More than 4,800 open source vulnerabilities were reported in 2017. The number of open source vulnerabilities per code base grew by 134 percent.
On average, the Black Duck On-Demand audits identified 257 open source components per code base last year. Altogether, the number of open source components found per code base grew by about 75 percent between the 2017 and 2018 reports.
The audits found open source components in 96 percent of the applications scanned, a percentage similar to last year’s report. This shows the ongoing dramatic growth in open source use.
The average percentage of open source in the code bases of the applications scanned grew from 36 percent last year to 57 percent this year. This suggests that a large number of applications now contain much more open source than proprietary code.
Open source use is pervasive across every industry vertical. Some open source components have become so important to developers that those components now are found in a significant share of applications.
The Black Duck audit data shows open source components make up between 11 percent and 77 percent of commercial applications across a variety of industries.
Eighty-five percent of the audited code bases had either license conflicts or unknown licenses, the researchers found. GNU General Public License conflicts were found in 44 percent of audited code bases.
There are about 2,500 known open source licenses governing open source components. Many of these licenses have varying levels of restrictions and obligations. Failure to comply with open source licenses can put businesses at significant risk of litigation and compromise of intellectual property.
On average, vulnerabilities identified in the audits were disclosed nearly six years ago, the report notes.
Those responsible for remediation typically take longer to remediate, if they remediate at all. This allows a growing number of vulnerabilities to accumulate in code bases.
Of the IoT applications scanned, an average of 77 percent of the code base was comprised of open source components, with an average of 677 vulnerabilities per application.
The average percentage of code base that was open source was 57 percent versus 36 percent last year. Many applications now contain more open source than proprietary code.
Takeaway and Recommendations
As open source usage grows, so does the risk, OSSRA researchers found.
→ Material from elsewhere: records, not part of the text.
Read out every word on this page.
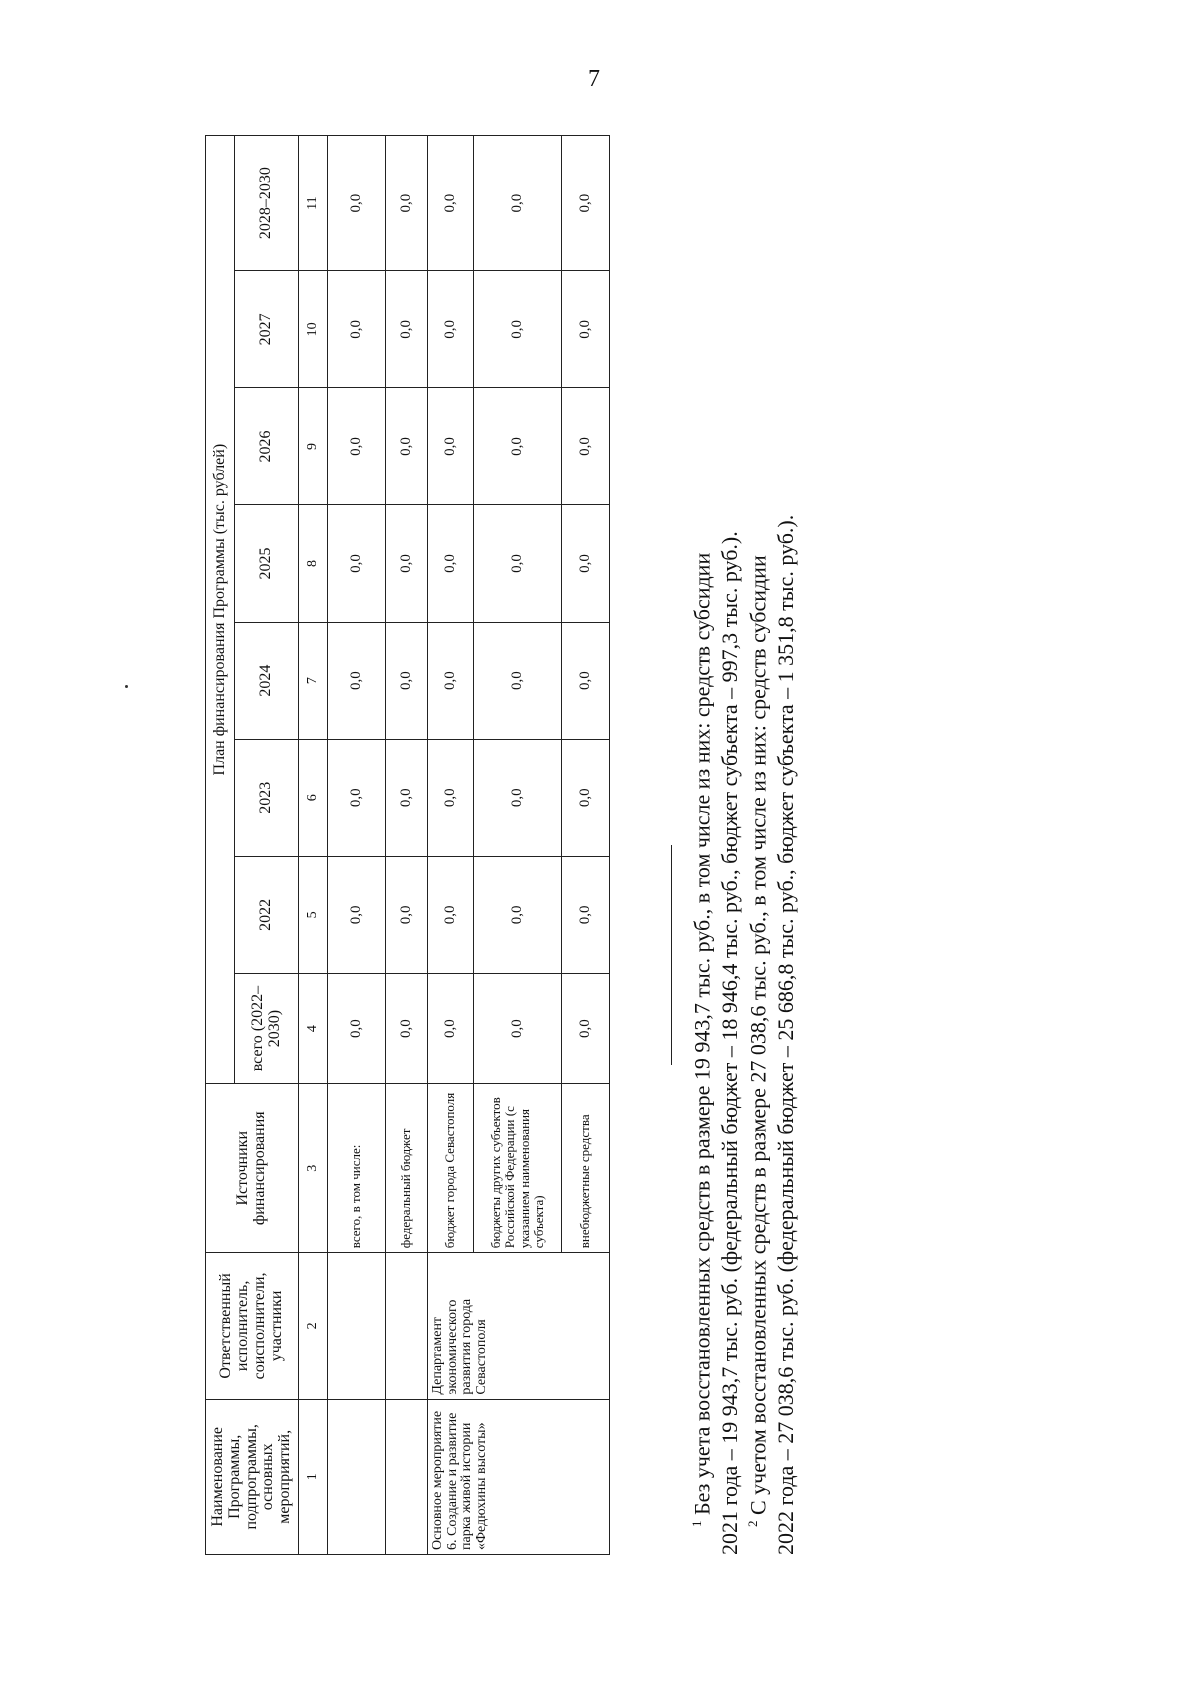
7
Наименование Программы, подпрограммы, основных мероприятий,	Ответственный исполнитель, соисполнители, участники	Источники финансирования	План финансирования Программы (тыс. рублей)							
			всего (2022–2030)	2022	2023	2024	2025	2026	2027	2028–2030
1	2	3	4	5	6	7	8	9	10	11
		всего, в том числе:	0,0	0,0	0,0	0,0	0,0	0,0	0,0	0,0
		федеральный бюджет	0,0	0,0	0,0	0,0	0,0	0,0	0,0	0,0
Основное мероприятие 6. Создание и развитие парка живой истории «Федюхины высоты»	Департамент экономического развития города Севастополя	бюджет города Севастополя	0,0	0,0	0,0	0,0	0,0	0,0	0,0	0,0
		бюджеты других субъектов Российской Федерации (с указанием наименования субъекта)	0,0	0,0	0,0	0,0	0,0	0,0	0,0	0,0
		внебюджетные средства	0,0	0,0	0,0	0,0	0,0	0,0	0,0	0,0
$^1$ Без учета восстановленных средств в размере 19 943,7 тыс. руб., в том числе из них: средств субсидии 2021 года – 19 943,7 тыс. руб. (федеральный бюджет – 18 946,4 тыс. руб., бюджет субъекта – 997,3 тыс. руб.). $^2$ С учетом восстановленных средств в размере 27 038,6 тыс. руб., в том числе из них: средств субсидии 2022 года – 27 038,6 тыс. руб. (федеральный бюджет – 25 686,8 тыс. руб., бюджет субъекта – 1 351,8 тыс. руб.).
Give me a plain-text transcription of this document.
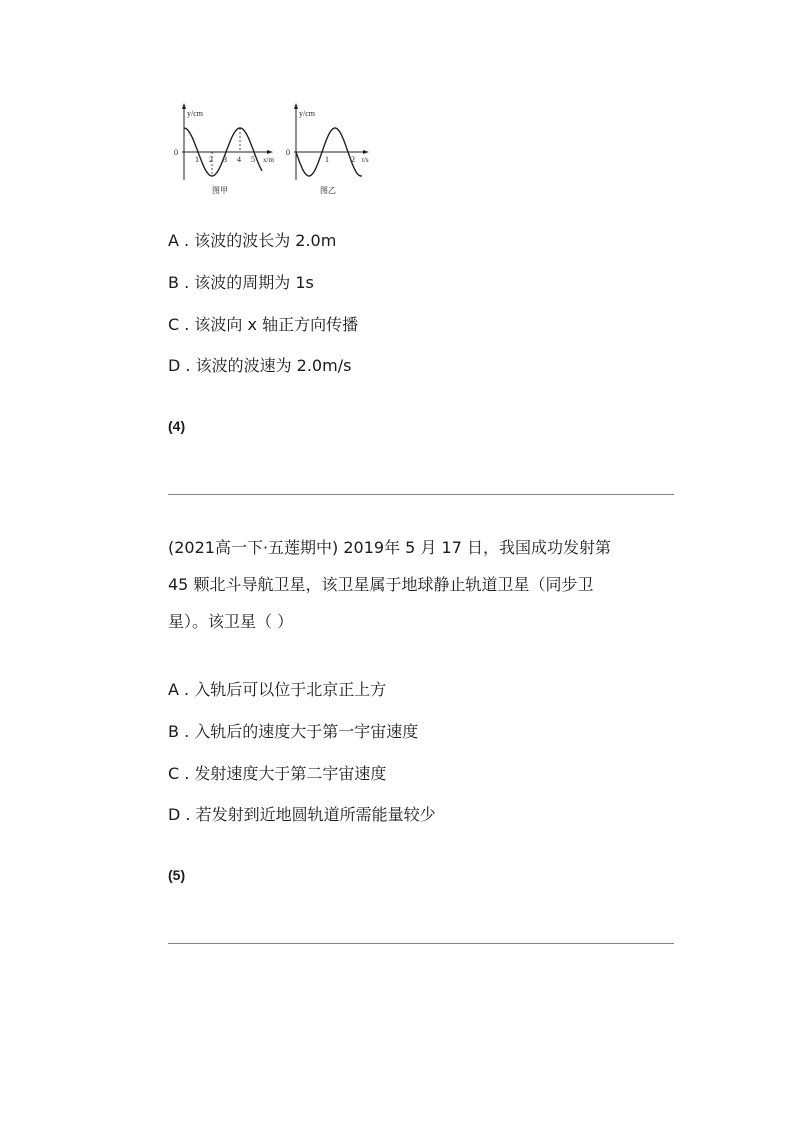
y/cm
0
1 2 3 4 5 x/m
图甲
y/cm
0
1	2 t/s
图乙
A . 该波的波长为 2.0m
B . 该波的周期为 1s
C . 该波向 x 轴正方向传播
D . 该波的波速为 2.0m/s
(4)
(2021高一下·五莲期中) 2019年 5 月 17 日，我国成功发射第
45 颗北斗导航卫星，该卫星属于地球静止轨道卫星（同步卫
星）。该卫星（ ）
A . 入轨后可以位于北京正上方
B . 入轨后的速度大于第一宇宙速度
C . 发射速度大于第二宇宙速度
D . 若发射到近地圆轨道所需能量较少
(5)
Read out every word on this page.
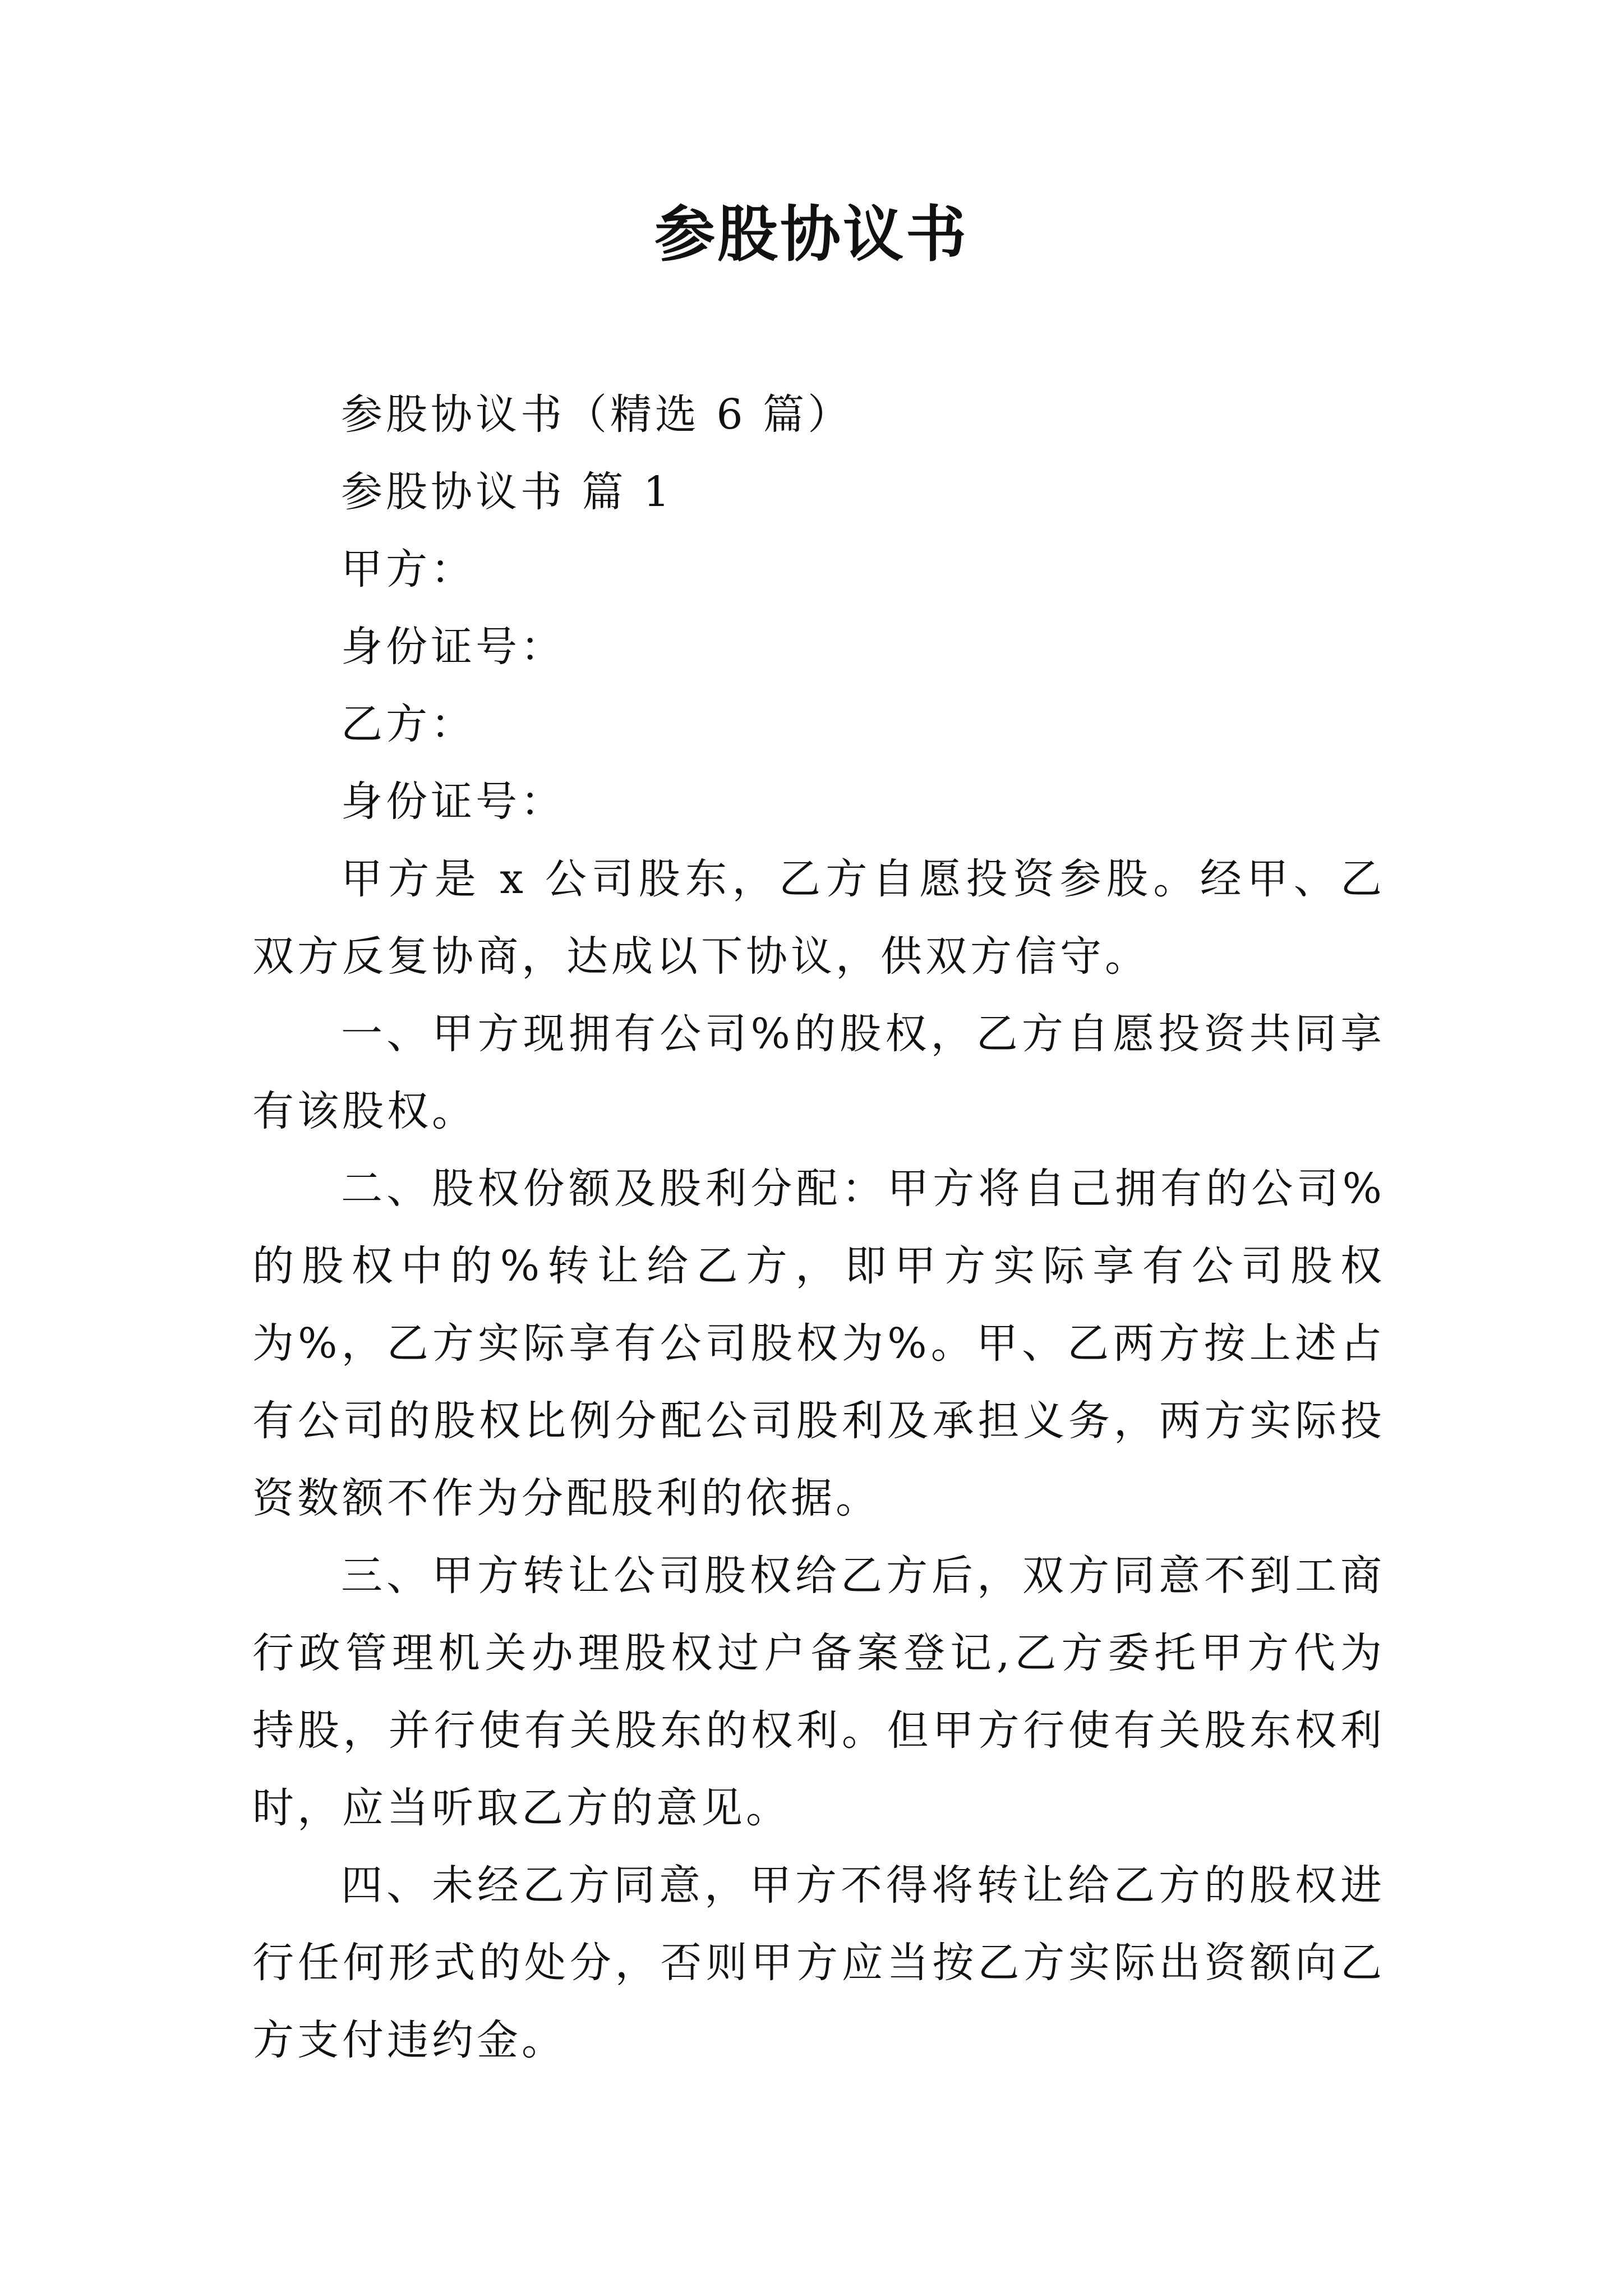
参股协议书
参股协议书（精选 6 篇）
参股协议书 篇 1
甲方：
身份证号：
乙方：
身份证号：

甲方是 x 公司股东，乙方自愿投资参股。经甲、乙双方反复协商，达成以下协议，供双方信守。

一、甲方现拥有公司%的股权，乙方自愿投资共同享有该股权。

二、股权份额及股利分配：甲方将自己拥有的公司%的股权中的%转让给乙方，即甲方实际享有公司股权为%，乙方实际享有公司股权为%。甲、乙两方按上述占有公司的股权比例分配公司股利及承担义务，两方实际投资数额不作为分配股利的依据。

三、甲方转让公司股权给乙方后，双方同意不到工商行政管理机关办理股权过户备案登记,乙方委托甲方代为持股，并行使有关股东的权利。但甲方行使有关股东权利时，应当听取乙方的意见。

四、未经乙方同意，甲方不得将转让给乙方的股权进行任何形式的处分，否则甲方应当按乙方实际出资额向乙方支付违约金。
More than 80 percent of all cyberattacks happened at the application level.
That risk comes from organizations lacking the proper tools to recognize the open source components in their internal and public-facing applications. Nearly 5,000 open source vulnerabilities were discovered in 2017, contributing to nearly 40,000 vulnerabilities since the year 2000.
No one technique finds every vulnerability, noted the researchers. Static analysis is essential for detecting security bugs in proprietary code. Dynamic analysis is needed for detecting vulnerabilities stemming from application behavior and configuration issues in running applications.
Organizations also need to employ the use of software composition analysis, they recommended. With the addition of SCA, organizations more effectively can detect vulnerabilities in open source components as they manage whatever license compliance their use of open source may require.